DUKE UNIVERSITY PRESIDENT ISSUES FRANK APOLOGY OVER COFFEE SHOP FIASCO: "When we learn a racial slur has been scrawled on a dorm door, a social media posting has used abhorrent language, anti-Semitic posters have been distributed in Durham, or workers on our campus have been treated unfairly, we feel angry, discouraged, and disappointed. Duke should be a place where these things don’t happen. They are a painful reminder that we have more work to do to make our Duke community the dynamic, diverse and welcoming community of students, faculty, and staff we aspire it to be: a place where our daily challenges are grappling with a new concept, a new idea, or a new way of thinking – and not with how someone has behaved, or how we ourselves have behaved, that has caused others pain or hurt. Something has to change. I will simply say that I am deeply sorry that we are not where we want to be as a university. I am, in particular, sorry that the words of one of my senior administrators recently resulted in two individuals working for one of our on-campus vendors losing their jobs; and while I am pleased that the vendor has taken steps to reverse this action, I apologize for the precipitous and unfair treatment these employees experienced. We must do better."

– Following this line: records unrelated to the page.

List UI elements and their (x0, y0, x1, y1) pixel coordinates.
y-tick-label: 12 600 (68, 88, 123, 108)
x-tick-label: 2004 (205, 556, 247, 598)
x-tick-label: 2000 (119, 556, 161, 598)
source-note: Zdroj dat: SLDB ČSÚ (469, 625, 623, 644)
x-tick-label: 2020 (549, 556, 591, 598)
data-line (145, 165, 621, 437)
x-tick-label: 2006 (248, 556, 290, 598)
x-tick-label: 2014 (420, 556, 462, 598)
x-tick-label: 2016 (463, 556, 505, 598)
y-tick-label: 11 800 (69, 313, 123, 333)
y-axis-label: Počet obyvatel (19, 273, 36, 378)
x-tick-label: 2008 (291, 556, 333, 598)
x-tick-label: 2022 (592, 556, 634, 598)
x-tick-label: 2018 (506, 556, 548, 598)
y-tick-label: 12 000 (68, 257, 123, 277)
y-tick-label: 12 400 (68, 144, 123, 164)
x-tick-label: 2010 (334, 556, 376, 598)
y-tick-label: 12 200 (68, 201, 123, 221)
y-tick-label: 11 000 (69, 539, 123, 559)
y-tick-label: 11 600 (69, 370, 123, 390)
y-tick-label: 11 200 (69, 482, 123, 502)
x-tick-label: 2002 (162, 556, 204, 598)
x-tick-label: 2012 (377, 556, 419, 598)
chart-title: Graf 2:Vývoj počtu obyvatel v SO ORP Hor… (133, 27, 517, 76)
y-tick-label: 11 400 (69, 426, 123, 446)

LAWMAKERS FAIL TO ADDRESS LACK OF SUPERVISION AS A LEADING CAUSE OF INMATE DEATHS: Early this year, detention officers evacuated inmates from an older section of the Watauga County jail as sewage backed up into the hallway. But inmate Lincoln Horner was later returned there from a medical check, by staff who didn't know about the evacuation. He was left alone for 45 minutes. A short-staffed detention crew thought the section no longer had any inmates and had stopped checking. That gave Horner, 40, plenty of time to use a blanket to hang himself. He's now among more than 70 inmates who have died after supervision lapses in North Carolina jails since 2012. It's a problem the News & Observer exposed in a recent five-part series, Jailed to Death. Some state officials — including Senate leader Phil Berger — found the number of supervision failures troubling. But lawmakers on a legislative oversight committee that looked into jail deaths didn't address the issue.
TRUMP AIDE SAYS DON'T WORRY ABOUT JOHN MCCAIN'S OPPOSITION, BECAUSE "HE'S DYING ANYWAY": A White House official dismissed a view expressed by Sen. John McCain about President Donald Trump’s CIA nominee, saying Thursday at a staff meeting that “it doesn’t matter” because “he’s dying anyway,” two people in the room told The Associated Press. Kelly Sadler was discussing McCain’s opposition to Trump’s pick for CIA director, Gina Haspel, when she made the comment, according to the two people, who described feeling shocked and stunned by the remark. They spoke to the AP on condition of anonymity to discuss the closed-door communications staff meeting. The White House did not dispute the remark. In a statement, they said, “We respect Senator McCain’s service to our nation and he and his family are in our prayers during this difficult time.” Sadler is a special assistant to the president. She did not respond to a request for comment Thursday evening.